Woodson never has coached a playoff game in Indianapolis, but Knicks fans have seen plenty of them. They can reinforce just how difficult an environment it is. Back at old Market Square Arena, the incessant sound effect of a buzzing Indy car engine could drive lesser players to distraction. The Fieldhouse is a bit more sophisticated but no less intimidating.

For stretches this season the Pacers have had to answer questions about their home crowds, which weren’t always robust. They drew 662,399 people, an average of 16,156 in the 18,165-seat Fieldhouse, the eighth-lowest total in the 30-team league.

But that won’t be an issue tonight, or Tuesday, when you can believe the people will come with the same force and the same fury as they did in 1994 and ’95, in 1998 and ’99 and 2000, the very heart of the old-school Knicks-Pacers rivalry. We tend to remember all the times Reggie Miller walked into Madison Square Garden and broke the Knicks’ hearts, but the Knicks won would-be elimination games at Market Square in ’94 and ’95 and they won twice in the East Finals in 1999.

A year earlier, in a script somewhat similar to the one they face tonight, they welcomed back an injured star in Indianapolis. In 1998, that was Patrick Ewing, who missed the last 56 games of the regular season and the first six games of the playoffs before suiting up for Game 2 of the Eastern semis against Indiana. Ewing was rusty, the Knicks overmatched, and they lost in five games with him when, in all likelihood, they would have lost in five without him.

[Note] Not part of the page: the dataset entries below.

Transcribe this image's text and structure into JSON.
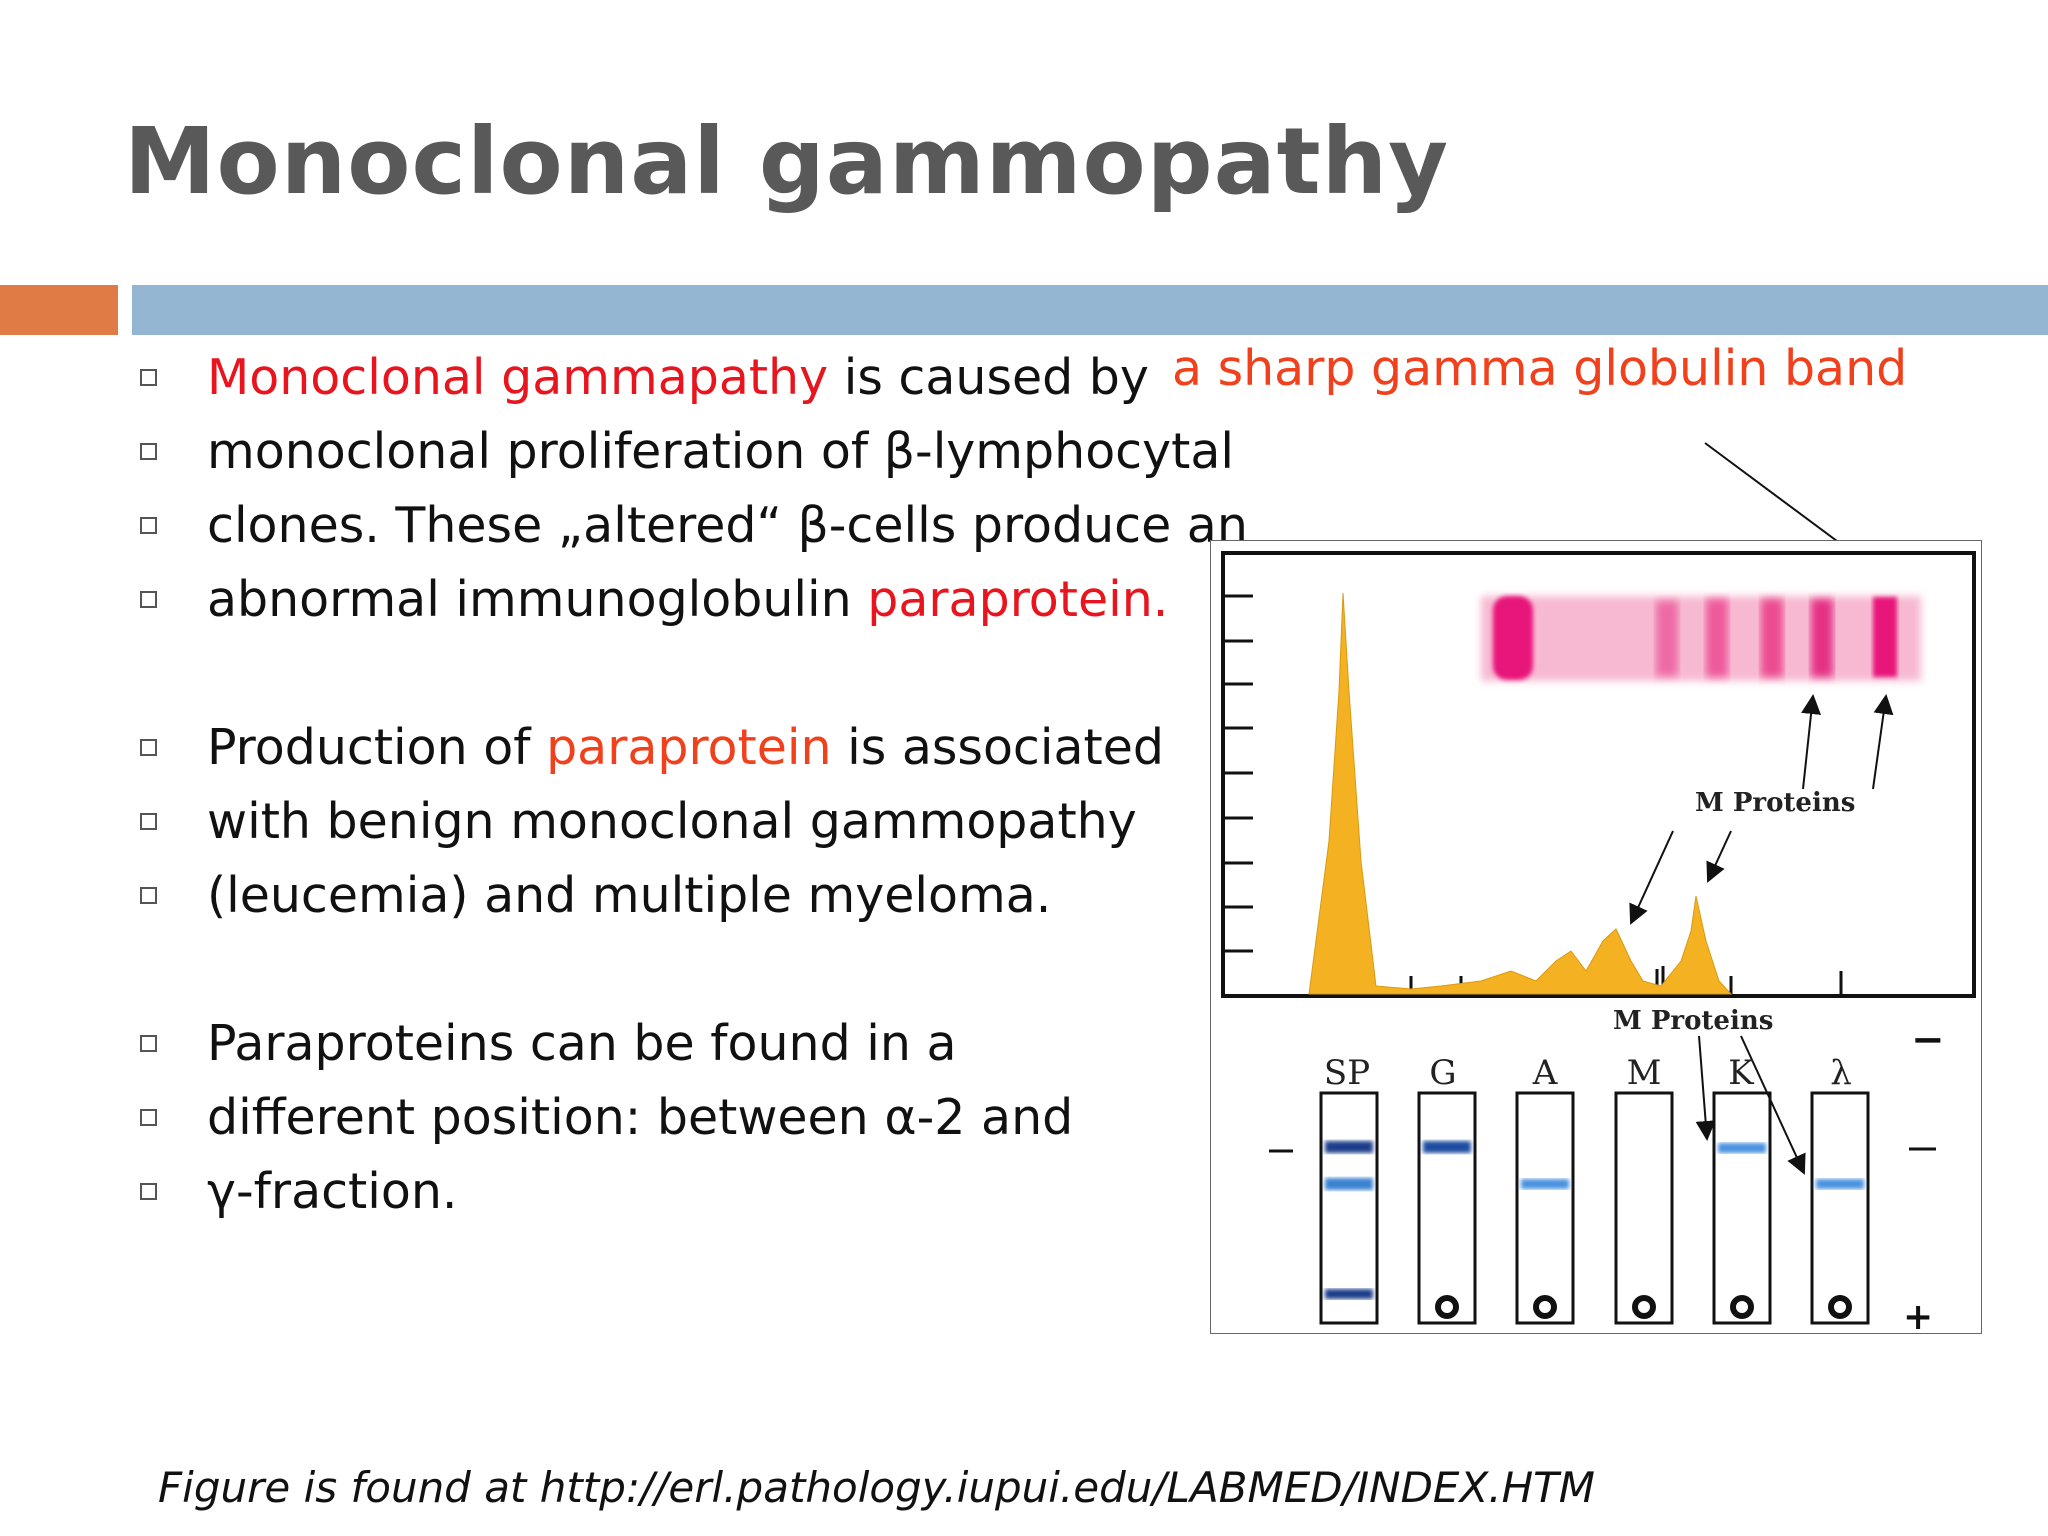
{
  "title": "Monoclonal  gammopathy",
  "colors": {
    "accent_orange": "#E07B45",
    "accent_blue": "#94B6D2",
    "highlight_red": "#E8141E",
    "highlight_orange": "#F0401C",
    "peak_fill": "#F4B223",
    "band_pink": "#E8177A",
    "band_blue": "#3A82D0"
  },
  "bullets": [
    {
      "parts": [
        "Monoclonal gammapathy",
        " is caused by"
      ]
    },
    {
      "parts": [
        "monoclonal proliferation of β-lymphocytal"
      ]
    },
    {
      "parts": [
        "clones. These „altered“ β-cells produce an"
      ]
    },
    {
      "parts": [
        "abnormal immunoglobulin ",
        "paraprotein."
      ]
    },
    {
      "parts": [
        "Production of ",
        "paraprotein",
        " is associated"
      ]
    },
    {
      "parts": [
        "with benign monoclonal gammopathy"
      ]
    },
    {
      "parts": [
        "(leucemia) and multiple myeloma."
      ]
    },
    {
      "parts": [
        "Paraproteins can be found in a"
      ]
    },
    {
      "parts": [
        "different position: between α-2 and"
      ]
    },
    {
      "parts": [
        "γ-fraction."
      ]
    }
  ],
  "callout": "a sharp gamma globulin band",
  "figure": {
    "m_proteins_label_1": "M Proteins",
    "m_proteins_label_2": "M Proteins",
    "lanes": [
      "SP",
      "G",
      "A",
      "M",
      "K",
      "λ"
    ],
    "minus_sign": "−",
    "plus_sign": "+"
  },
  "footer": "Figure is found at http://erl.pathology.iupui.edu/LABMED/INDEX.HTM"
}
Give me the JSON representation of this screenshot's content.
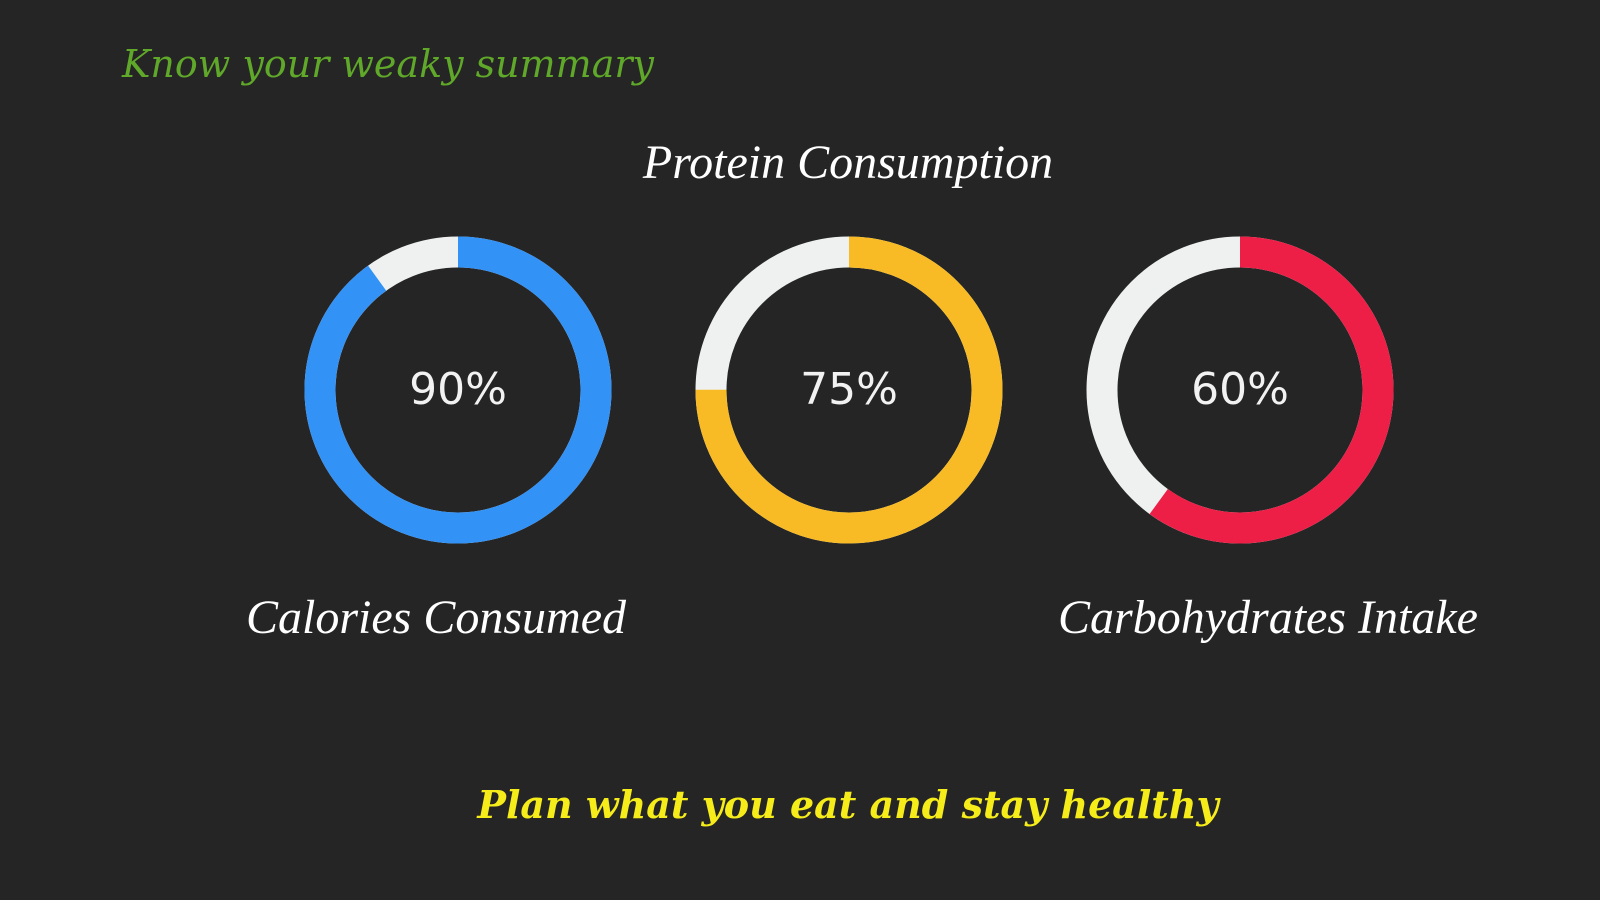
{
  "header": {
    "title": "Know your weaky summary"
  },
  "rings": [
    {
      "label": "Calories Consumed",
      "percent_text": "90%",
      "percent": 90,
      "color": "#3392f6",
      "track_color": "#eef1f0"
    },
    {
      "label": "Protein Consumption",
      "percent_text": "75%",
      "percent": 75,
      "color": "#f8bb25",
      "track_color": "#eef1f0"
    },
    {
      "label": "Carbohydrates Intake",
      "percent_text": "60%",
      "percent": 60,
      "color": "#ee1f47",
      "track_color": "#eef1f0"
    }
  ],
  "footer": {
    "tagline": "Plan what you eat and stay healthy"
  }
}
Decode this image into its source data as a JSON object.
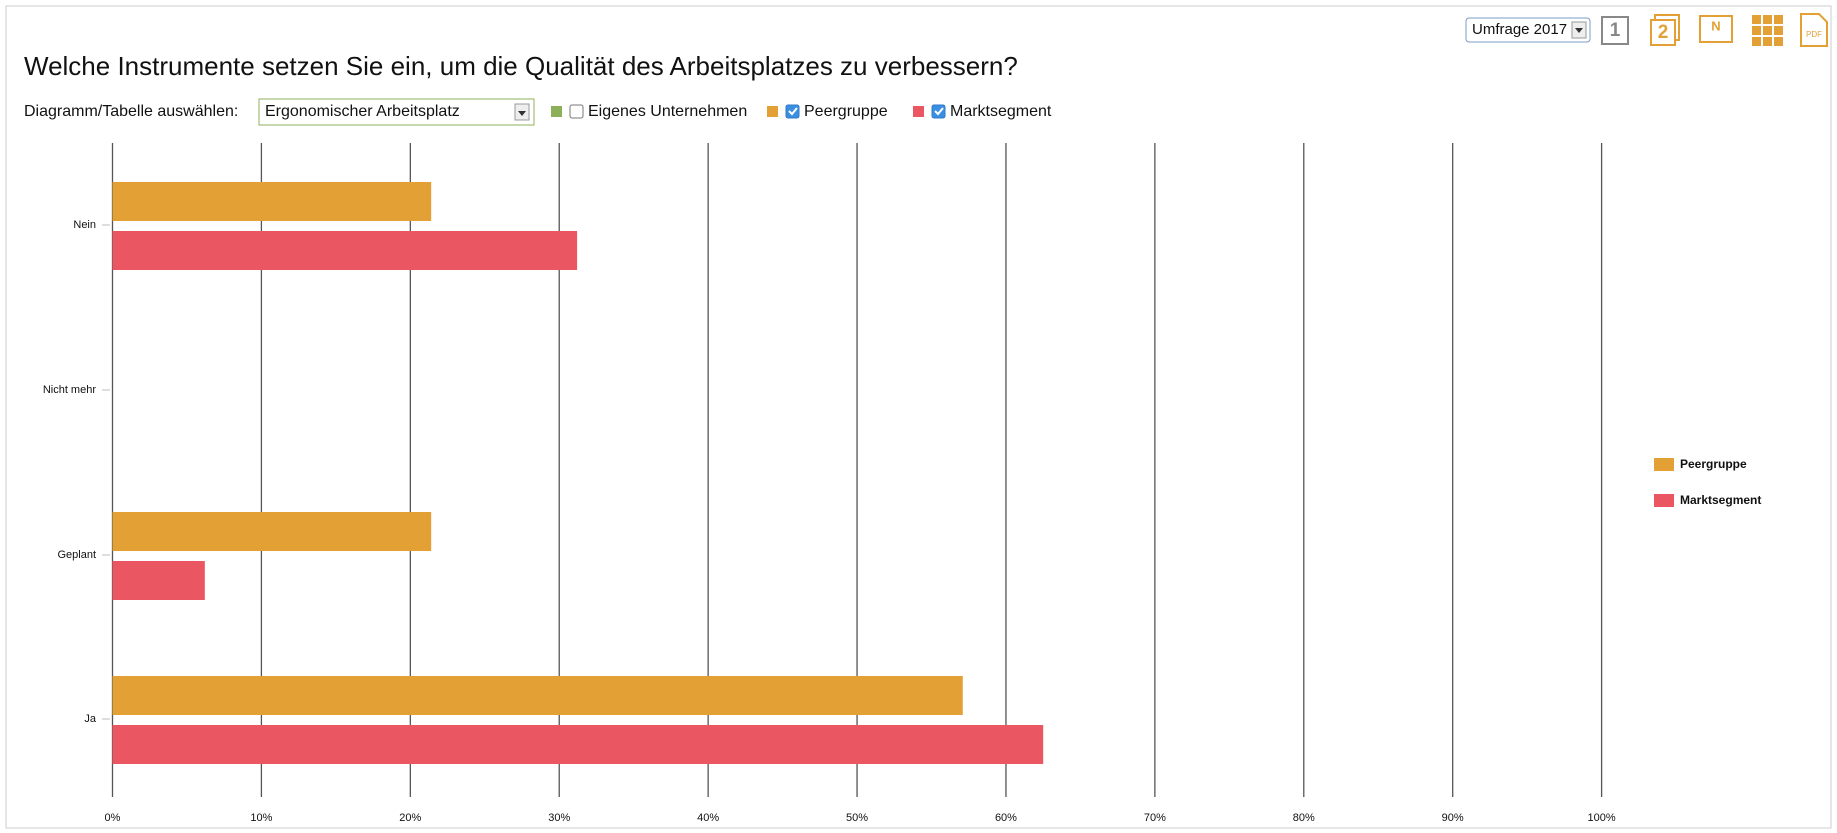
{
  "ui": {
    "survey_select": "Umfrage 2017",
    "icons": [
      "1",
      "2",
      "N",
      "PDF"
    ],
    "select_label": "Diagramm/Tabelle auswählen:",
    "chart_select": "Ergonomischer Arbeitsplatz",
    "toggles": [
      {
        "label": "Eigenes Unternehmen",
        "color": "#8cb05a",
        "checked": false
      },
      {
        "label": "Peergruppe",
        "color": "#e3a135",
        "checked": true
      },
      {
        "label": "Marktsegment",
        "color": "#ea5762",
        "checked": true
      }
    ]
  },
  "chart_data": {
    "type": "hbar",
    "title": "Welche Instrumente setzen Sie ein, um die Qualität des Arbeitsplatzes zu verbessern?",
    "categories": [
      "Nein",
      "Nicht mehr",
      "Geplant",
      "Ja"
    ],
    "series": [
      {
        "name": "Peergruppe",
        "color": "#e3a135",
        "values": [
          21.4,
          0,
          21.4,
          57.1
        ]
      },
      {
        "name": "Marktsegment",
        "color": "#ea5762",
        "values": [
          31.2,
          0,
          6.2,
          62.5
        ]
      }
    ],
    "xlim": [
      0,
      100
    ],
    "xticks": [
      {
        "value": 0,
        "label": "0%"
      },
      {
        "value": 10,
        "label": "10%"
      },
      {
        "value": 20,
        "label": "20%"
      },
      {
        "value": 30,
        "label": "30%"
      },
      {
        "value": 40,
        "label": "40%"
      },
      {
        "value": 50,
        "label": "50%"
      },
      {
        "value": 60,
        "label": "60%"
      },
      {
        "value": 70,
        "label": "70%"
      },
      {
        "value": 80,
        "label": "80%"
      },
      {
        "value": 90,
        "label": "90%"
      },
      {
        "value": 100,
        "label": "100%"
      }
    ],
    "grid": true,
    "legend": "right"
  }
}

Fifteen years later, these Knicks will ask far less of Amar’e Stoudemire than those Knicks asked of Ewing, but they are hopeful Stoudemire can bring a presence inside and length they desperately need against the Pacers’ Redwood frontcourt. And that maybe he can add a little something on offense, too, just enough to get them what they need.

Enough to steal one tonight — or Tuesday.

Enough to escape what promises to be a loud, lively funhouse of a fieldhouse with their season alive and their ambitions fully intact.